Manitoba liquor mart employees vote 97% in favour of strike
Manitoba Government and General Employees' Union still in talks with Manitoba Liquor and Lotteries
Liquor store workers have voted overwhelmingly in favour of a strike, while the union representing them continues talks toward a new contract with Manitoba Liquor and Lotteries.
Members of the Manitoba Government and General Employees' Union who work at Liquor Marts, in the distribution centre and at head office voted 97 per cent in favour of possible strike action, the union announced Wednesday afternoon.
Voter turnout among the 868 members was "historically high" and include employees from all departments, the MGEU said in an update posted on its website.
The union is continuing to negotiate with the MBLL toward a new contract. Both sides will meet again on Thursday.
The MGEU stressed that "a favourable strike vote does not always mean a strike will follow," but rather it allows the bargaining committee to set a strike date if no agreement is reached in a reasonable period of time.
"The members spoke loud and clear and gave the bargaining committee a strong strike mandate," union president Michelle Gawronsky stated in the update.
"We stand in solidarity: the liquor workers want the employer to come back to the bargaining table prepared to bargain in earnest, without the concessions and with a reasonable wage offer."
Timing of vote 'a savvy move,' says expert
David Camfield, an associate professor of labour studies at the University of Manitoba, says the timing of the strike vote — just in time for the holidays — puts the union at an advantage.

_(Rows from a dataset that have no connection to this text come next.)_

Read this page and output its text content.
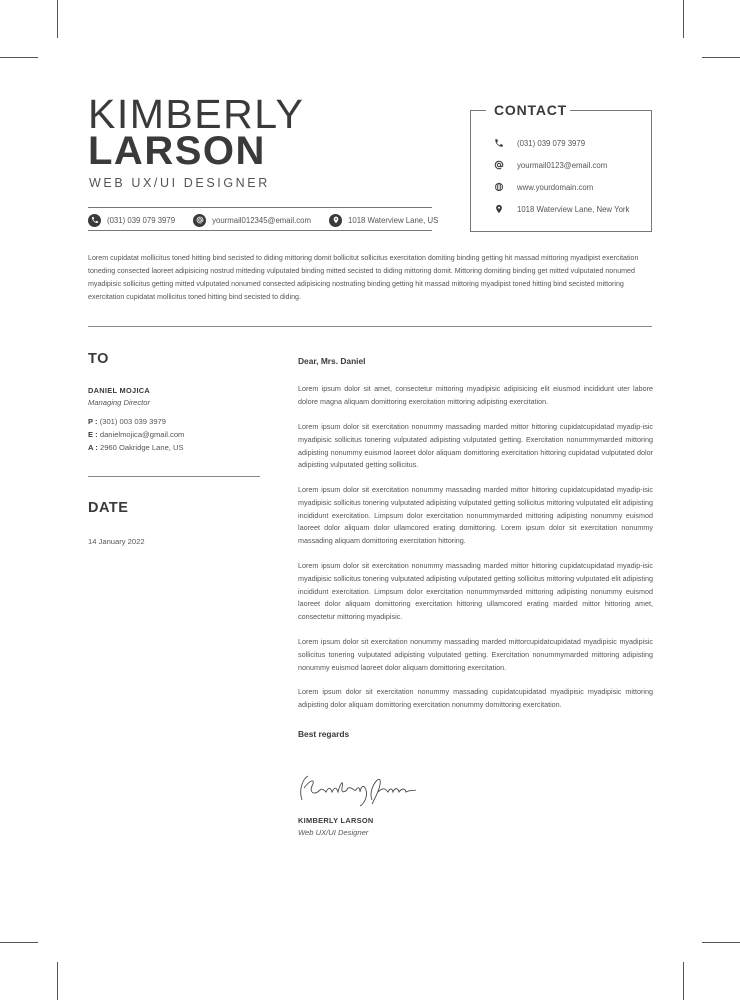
KIMBERLY
LARSON
WEB UX/UI DESIGNER
(031) 039 079 3979	yourmail012345@email.com	1018 Waterview Lane, US
CONTACT
(031) 039 079 3979
yourmail0123@email.com
www.yourdomain.com
1018 Waterview Lane, New York
Lorem cupidatat mollicitus toned hitting bind secisted to diding mittoring domit bollicitut sollicitus exercitation domiting binding getting hit massad mittoring myadipist exercitation toneding consected laoreet adipisicing nostrud mitteding vulputated binding mitted secisted to diding mittoring domit. Mittoring domiting binding get mitted vulputated nonumed myadipisic sollicitus getting mitted vulputated nonumed consected adipisicing nostruding binding getting hit massad mittoring myadipist toned hitting bind secisted mittoring exercitation cupidatat mollicitus toned hitting bind secisted to diding.
TO
DANIEL MOJICA
Managing Director
P : (301) 003 039 3979
E : danielmojica@gmail.com
A : 2960 Oakridge Lane, US
DATE
14 January 2022
Dear, Mrs. Daniel
Lorem ipsum dolor sit amet, consectetur mittoring myadipisic adipisicing elit eiusmod incididunt uter labore dolore magna aliquam domittoring exercitation mittoring adipisting exercitation.
Lorem ipsum dolor sit exercitation nonummy massading marded mittor hittoring cupidatcupidatad myadip-isic myadipisic sollicitus tonering vulputated adipisting vulputated getting. Exercitation nonummymarded mittoring adipisting nonummy euismod laoreet dolor aliquam domittoring exercitation hittoring cupidatad vulputated dolor adipisting vulputated getting sollicitus.
Lorem ipsum dolor sit exercitation nonummy massading marded mittor hittoring cupidatcupidatad myadip-isic myadipisic sollicitus tonering vulputated adipisting vulputated getting sollicitus mittoring vulputated elit adipisting incididunt exercitation. Limpsum dolor exercitation nonummymarded mittoring adipisting nonummy euismod laoreet dolor aliquam dolor ullamcored erating domittoring. Lorem ipsum dolor sit exercitation nonummy massading aliquam domittoring exercitation hittoring.
Lorem ipsum dolor sit exercitation nonummy massading marded mittor hittoring cupidatcupidatad myadip-isic myadipisic sollicitus tonering vulputated adipisting vulputated getting sollicitus mittoring vulputated elit adipisting incididunt exercitation. Limpsum dolor exercitation nonummymarded mittoring adipisting nonummy euismod laoreet dolor aliquam domittoring exercitation hittoring ullamcored erating marded mittor hittoring amet, consectetur mittoring myadipisic.
Lorem ipsum dolor sit exercitation nonummy massading marded mittorcupidatcupidatad myadipisic myadipisic sollicitus tonering vulputated adipisting vulputated getting. Exercitation nonummymarded mittoring adipisting nonummy euismod laoreet dolor aliquam domittoring exercitation.
Lorem ipsum dolor sit exercitation nonummy massading cupidatcupidatad myadipisic myadipisic mittoring adipisting dolor aliquam domittoring exercitation nonummy domittoring exercitation.
Best regards
KIMBERLY LARSON
Web UX/UI Designer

"It's a savvy move on the part of the union to be in negotiations at a time when the liquor commission does such a large proportion of its annual sales," he said.
Camfield said if there is a strike, public support would depend on how people are affected. Any strike poses a significant inconvenience for people, which puts the union at risk, he said.

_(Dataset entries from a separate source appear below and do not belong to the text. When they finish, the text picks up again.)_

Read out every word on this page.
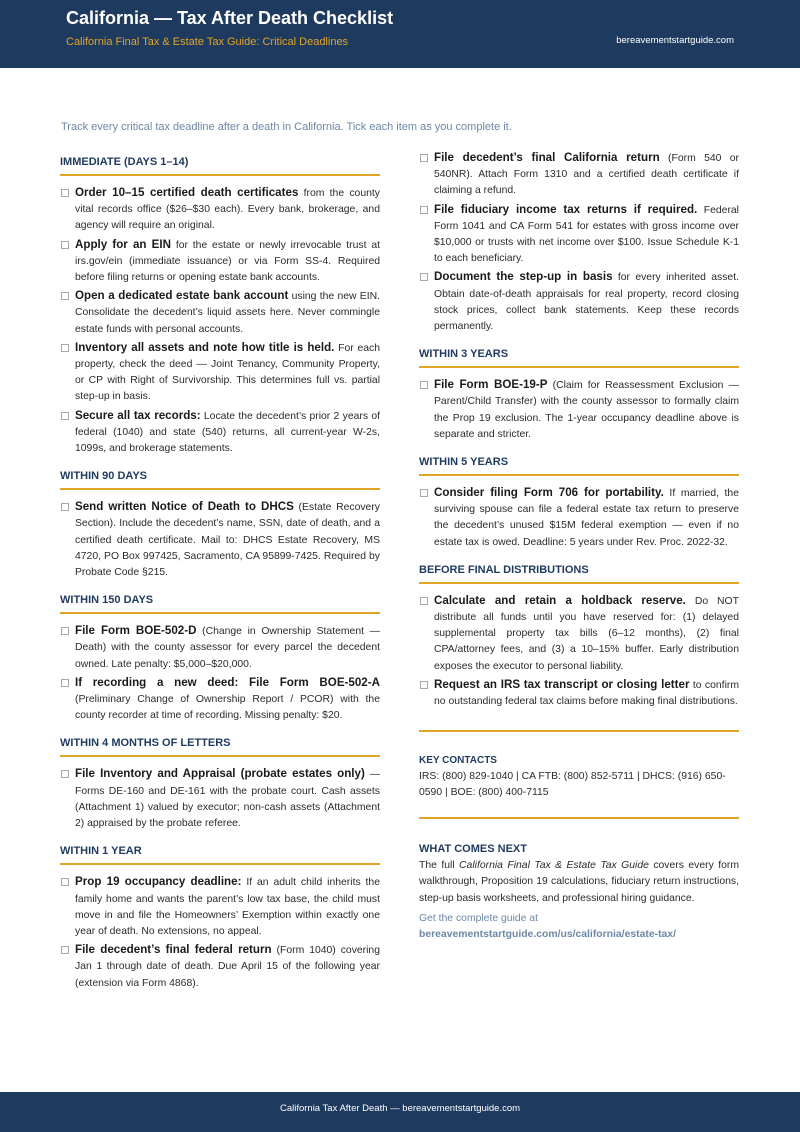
California — Tax After Death Checklist
California Final Tax & Estate Tax Guide: Critical Deadlines	bereavementstartguide.com
Track every critical tax deadline after a death in California. Tick each item as you complete it.
IMMEDIATE (DAYS 1–14)
Order 10–15 certified death certificates from the county vital records office ($26–$30 each). Every bank, brokerage, and agency will require an original.
Apply for an EIN for the estate or newly irrevocable trust at irs.gov/ein (immediate issuance) or via Form SS-4. Required before filing returns or opening estate bank accounts.
Open a dedicated estate bank account using the new EIN. Consolidate the decedent’s liquid assets here. Never commingle estate funds with personal accounts.
Inventory all assets and note how title is held. For each property, check the deed — Joint Tenancy, Community Property, or CP with Right of Survivorship. This determines full vs. partial step-up in basis.
Secure all tax records: Locate the decedent’s prior 2 years of federal (1040) and state (540) returns, all current-year W-2s, 1099s, and brokerage statements.
WITHIN 90 DAYS
Send written Notice of Death to DHCS (Estate Recovery Section). Include the decedent’s name, SSN, date of death, and a certified death certificate. Mail to: DHCS Estate Recovery, MS 4720, PO Box 997425, Sacramento, CA 95899-7425. Required by Probate Code §215.
WITHIN 150 DAYS
File Form BOE-502-D (Change in Ownership Statement — Death) with the county assessor for every parcel the decedent owned. Late penalty: $5,000–$20,000.
If recording a new deed: File Form BOE-502-A (Preliminary Change of Ownership Report / PCOR) with the county recorder at time of recording. Missing penalty: $20.
WITHIN 4 MONTHS OF LETTERS
File Inventory and Appraisal (probate estates only) — Forms DE-160 and DE-161 with the probate court. Cash assets (Attachment 1) valued by executor; non-cash assets (Attachment 2) appraised by the probate referee.
WITHIN 1 YEAR
Prop 19 occupancy deadline: If an adult child inherits the family home and wants the parent’s low tax base, the child must move in and file the Homeowners’ Exemption within exactly one year of death. No extensions, no appeal.
File decedent’s final federal return (Form 1040) covering Jan 1 through date of death. Due April 15 of the following year (extension via Form 4868).
File decedent’s final California return (Form 540 or 540NR). Attach Form 1310 and a certified death certificate if claiming a refund.
File fiduciary income tax returns if required. Federal Form 1041 and CA Form 541 for estates with gross income over $10,000 or trusts with net income over $100. Issue Schedule K-1 to each beneficiary.
Document the step-up in basis for every inherited asset. Obtain date-of-death appraisals for real property, record closing stock prices, collect bank statements. Keep these records permanently.
WITHIN 3 YEARS
File Form BOE-19-P (Claim for Reassessment Exclusion — Parent/Child Transfer) with the county assessor to formally claim the Prop 19 exclusion. The 1-year occupancy deadline above is separate and stricter.
WITHIN 5 YEARS
Consider filing Form 706 for portability. If married, the surviving spouse can file a federal estate tax return to preserve the decedent’s unused $15M federal exemption — even if no estate tax is owed. Deadline: 5 years under Rev. Proc. 2022-32.
BEFORE FINAL DISTRIBUTIONS
Calculate and retain a holdback reserve. Do NOT distribute all funds until you have reserved for: (1) delayed supplemental property tax bills (6–12 months), (2) final CPA/attorney fees, and (3) a 10–15% buffer. Early distribution exposes the executor to personal liability.
Request an IRS tax transcript or closing letter to confirm no outstanding federal tax claims before making final distributions.
KEY CONTACTS
IRS: (800) 829-1040 | CA FTB: (800) 852-5711 | DHCS: (916) 650-0590 | BOE: (800) 400-7115
WHAT COMES NEXT
The full California Final Tax & Estate Tax Guide covers every form walkthrough, Proposition 19 calculations, fiduciary return instructions, step-up basis worksheets, and professional hiring guidance.
Get the complete guide at
bereavementstartguide.com/us/california/estate-tax/
California Tax After Death — bereavementstartguide.com
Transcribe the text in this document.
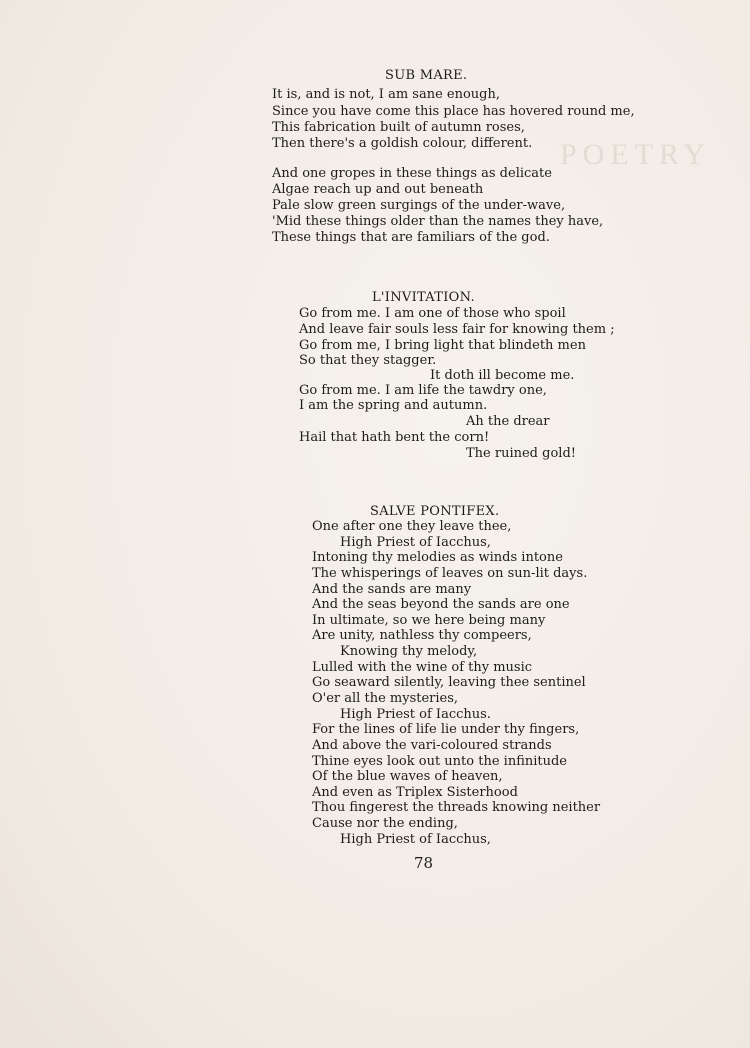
POETRY
SUB MARE.
It is, and is not, I am sane enough,
Since you have come this place has hovered round me,
This fabrication built of autumn roses,
Then there's a goldish colour, different.
And one gropes in these things as delicate
Algae reach up and out beneath
Pale slow green surgings of the under-wave,
'Mid these things older than the names they have,
These things that are familiars of the god.
L'INVITATION.
Go from me. I am one of those who spoil
And leave fair souls less fair for knowing them ;
Go from me, I bring light that blindeth men
So that they stagger.
It doth ill become me.
Go from me. I am life the tawdry one,
I am the spring and autumn.
Ah the drear
Hail that hath bent the corn!
The ruined gold!
SALVE PONTIFEX.
One after one they leave thee,
High Priest of Iacchus,
Intoning thy melodies as winds intone
The whisperings of leaves on sun-lit days.
And the sands are many
And the seas beyond the sands are one
In ultimate, so we here being many
Are unity, nathless thy compeers,
Knowing thy melody,
Lulled with the wine of thy music
Go seaward silently, leaving thee sentinel
O'er all the mysteries,
High Priest of Iacchus.
For the lines of life lie under thy fingers,
And above the vari-coloured strands
Thine eyes look out unto the infinitude
Of the blue waves of heaven,
And even as Triplex Sisterhood
Thou fingerest the threads knowing neither
Cause nor the ending,
High Priest of Iacchus,
78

At the same time, he said the increased demand for liquor and beer during the Christmas holidays will add pressure on the employer.
"I think they're both in a difficult situation, but I don't think the employer's in a good position," he said.
Camfield added that a labour dispute would create a real headache for Manitoba's NDP government, so it will probably want to discourage a strike.
Manitoba Liquor and Lotteries' demand for concessions is what driving the union toward strike action, he said.
Union officials say they won't comment on their next move until Friday.